A beneficiary is absolutely entitled to an asset of a trust as against the trustee for the purposes of section 106-50 if the beneficiary is:
• absolutely entitled in equity to the asset and thus has a vested, indefeasible and absolute interest in the asset; and
• able to direct the trustee how to deal with the asset.
Multiple Beneficiaries
The core principal underpinning the concept of absolute entitlement is the ability of the beneficiary, who has a vested and indefeasible interest in the entire trust asset, to call for the asset to be transferred at their discretion. However, if there is some basis upon which the trustee can legitimately resist the beneficiary's call for an asset, then the beneficiary will not be absolutely entitled. This derives from the rule in Saunders v. Vautier (1841) 4 BEAV 115; 49 ER 282 applied in the context of the CGT provisions. The relevant test of absolute entitlement is not whether the trust is a bare trust.

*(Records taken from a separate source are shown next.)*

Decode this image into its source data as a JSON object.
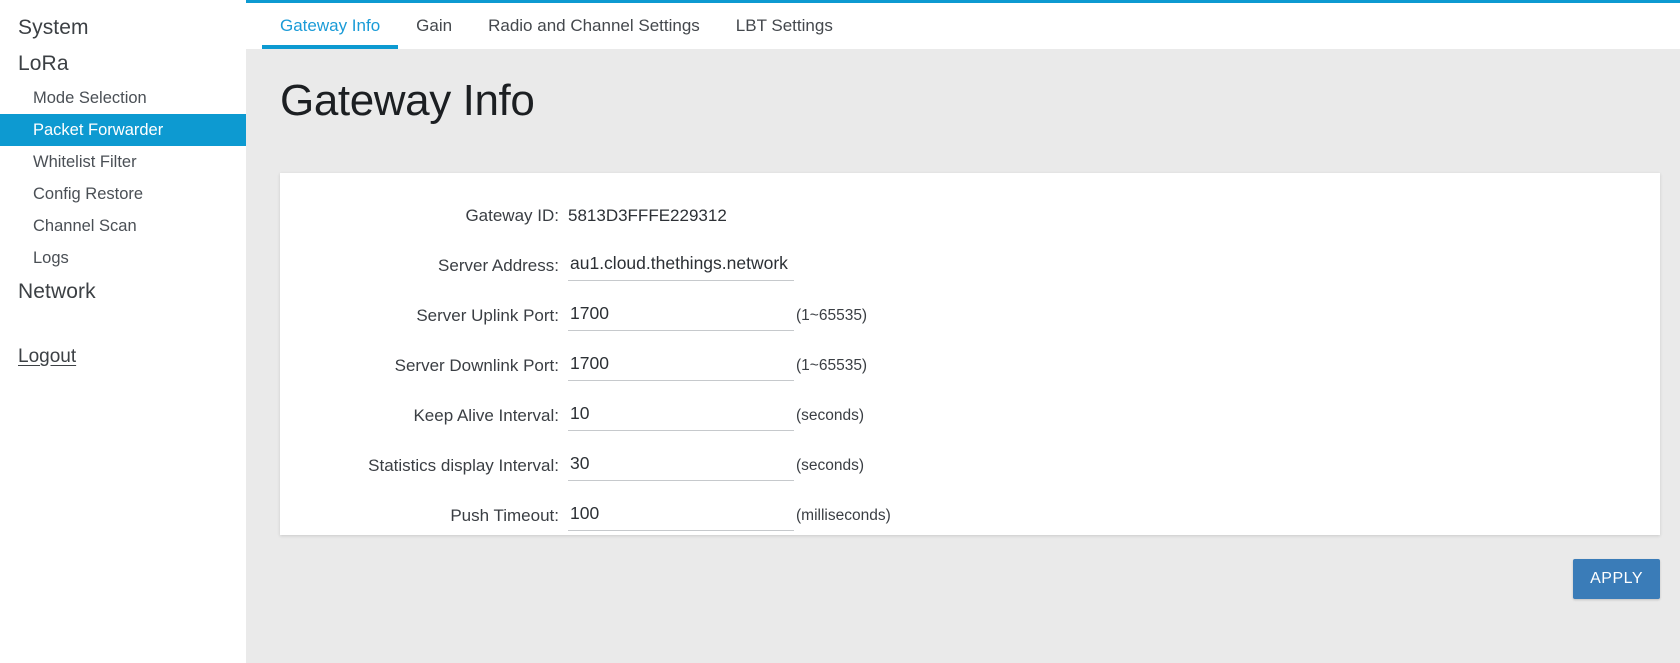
{
  "theme": {
    "accent": "#0d9ad1",
    "accent_tab_text": "#1a9bd7",
    "apply_button": "#3a7cb8",
    "content_bg": "#eaeaea",
    "card_bg": "#ffffff"
  },
  "sidebar": {
    "items": [
      {
        "label": "System",
        "level": "top",
        "active": false
      },
      {
        "label": "LoRa",
        "level": "top",
        "active": false
      },
      {
        "label": "Mode Selection",
        "level": "sub",
        "active": false
      },
      {
        "label": "Packet Forwarder",
        "level": "sub",
        "active": true
      },
      {
        "label": "Whitelist Filter",
        "level": "sub",
        "active": false
      },
      {
        "label": "Config Restore",
        "level": "sub",
        "active": false
      },
      {
        "label": "Channel Scan",
        "level": "sub",
        "active": false
      },
      {
        "label": "Logs",
        "level": "sub",
        "active": false
      },
      {
        "label": "Network",
        "level": "top",
        "active": false
      }
    ],
    "logout_label": "Logout"
  },
  "tabs": [
    {
      "label": "Gateway Info",
      "active": true
    },
    {
      "label": "Gain",
      "active": false
    },
    {
      "label": "Radio and Channel Settings",
      "active": false
    },
    {
      "label": "LBT Settings",
      "active": false
    }
  ],
  "page": {
    "title": "Gateway Info"
  },
  "form": {
    "rows": [
      {
        "label": "Gateway ID:",
        "type": "static",
        "value": "5813D3FFFE229312",
        "hint": "",
        "name": "gateway-id"
      },
      {
        "label": "Server Address:",
        "type": "input",
        "value": "au1.cloud.thethings.network",
        "hint": "",
        "name": "server-address"
      },
      {
        "label": "Server Uplink Port:",
        "type": "input",
        "value": "1700",
        "hint": "(1~65535)",
        "name": "server-uplink-port"
      },
      {
        "label": "Server Downlink Port:",
        "type": "input",
        "value": "1700",
        "hint": "(1~65535)",
        "name": "server-downlink-port"
      },
      {
        "label": "Keep Alive Interval:",
        "type": "input",
        "value": "10",
        "hint": "(seconds)",
        "name": "keep-alive-interval"
      },
      {
        "label": "Statistics display Interval:",
        "type": "input",
        "value": "30",
        "hint": "(seconds)",
        "name": "statistics-display-interval"
      },
      {
        "label": "Push Timeout:",
        "type": "input",
        "value": "100",
        "hint": "(milliseconds)",
        "name": "push-timeout"
      }
    ]
  },
  "actions": {
    "apply_label": "APPLY"
  }
}
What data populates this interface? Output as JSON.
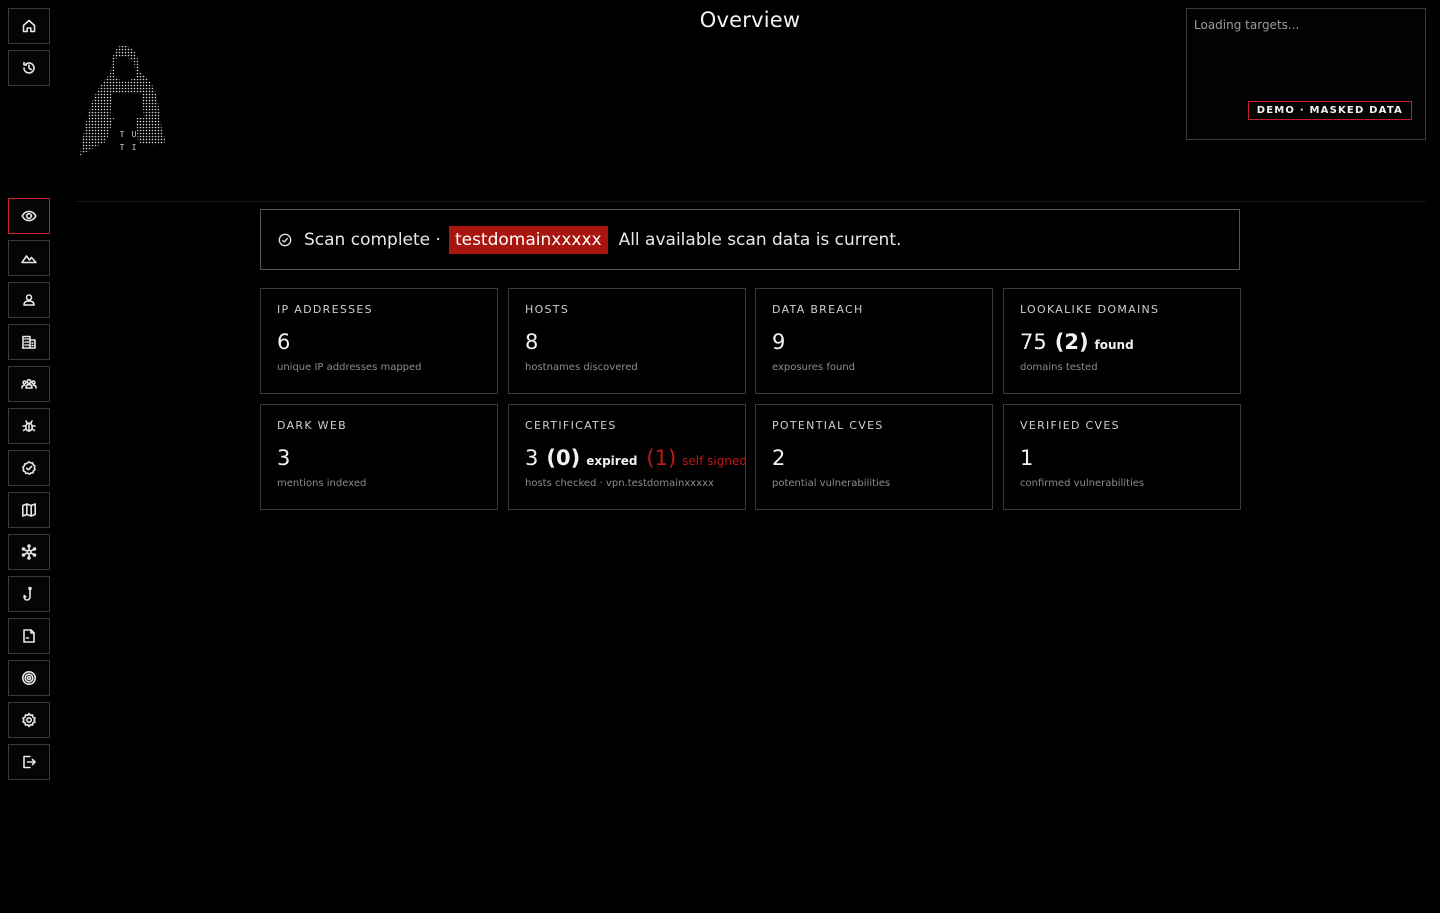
{
  "header": {
    "title": "Overview"
  },
  "target_panel": {
    "loading_text": "Loading targets...",
    "demo_badge": "DEMO · MASKED DATA"
  },
  "status": {
    "prefix": "Scan complete ·",
    "domain": "testdomainxxxxx",
    "message": "All available scan data is current."
  },
  "sidebar": {
    "top_items": [
      "home-icon",
      "history-icon"
    ],
    "items": [
      "eye-icon",
      "mountain-icon",
      "person-icon",
      "building-icon",
      "group-icon",
      "bug-icon",
      "verified-icon",
      "map-icon",
      "network-icon",
      "hook-icon",
      "document-icon",
      "target-icon",
      "settings-icon",
      "logout-icon"
    ]
  },
  "logo": {
    "letters": [
      "T",
      "U",
      "T",
      "I"
    ]
  },
  "cards": {
    "ip": {
      "label": "IP ADDRESSES",
      "value": "6",
      "sub": "unique IP addresses mapped"
    },
    "hosts": {
      "label": "HOSTS",
      "value": "8",
      "sub": "hostnames discovered"
    },
    "breach": {
      "label": "DATA BREACH",
      "value": "9",
      "sub": "exposures found"
    },
    "lookalike": {
      "label": "LOOKALIKE DOMAINS",
      "value": "75",
      "found_count": "(2)",
      "found_text": "found",
      "sub": "domains tested"
    },
    "darkweb": {
      "label": "DARK WEB",
      "value": "3",
      "sub": "mentions indexed"
    },
    "certs": {
      "label": "CERTIFICATES",
      "value": "3",
      "expired_count": "(0)",
      "expired_text": "expired",
      "self_signed_count": "(1)",
      "self_signed_text": "self signed",
      "sub": "hosts checked · vpn.testdomainxxxxx"
    },
    "potential_cves": {
      "label": "POTENTIAL CVES",
      "value": "2",
      "sub": "potential vulnerabilities"
    },
    "verified_cves": {
      "label": "VERIFIED CVES",
      "value": "1",
      "sub": "confirmed vulnerabilities"
    }
  },
  "colors": {
    "accent": "#c8202a",
    "pill": "#a8150f",
    "background": "#000000"
  }
}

Paragraph 24 of TR 2004/D25 advises that there is, however, a particular circumstance where such a beneficiary can be considered absolutely entitled to a specific number of the trust assets for CGT purposes. This circumstance is where:
• the assets are fungible;
• the beneficiary is entitled against the trustee to have their interest in those assets satisfied by a distribution or allocation in their favour of a specific number of them; and
• there is a very clear understanding of the part of all the relevant parties that the beneficiary is entitled, to the exclusion of the other beneficiaries, to that specific number of the trust's assets.
Paragraph 54 of TR 2004/D25 states the requirement for absolute entitlement cannot be satisfied if there are multiple beneficiaries for a single asset, such as land. While each beneficiary may have an interest in, and therefore be entitled to, a share of the land, no beneficiary is entitled to the whole of it.
Your circumstances
In your case, upon the death of the individual, the beneficiaries of the trust changed to specified relatives. As there are multiple beneficiaries, and the asset is a non-fungible asset, the individual beneficiaries do not have absolute entitlement to the property. Therefore, the main residence exemption is not available and CGT event A1 was triggered when the property was sold.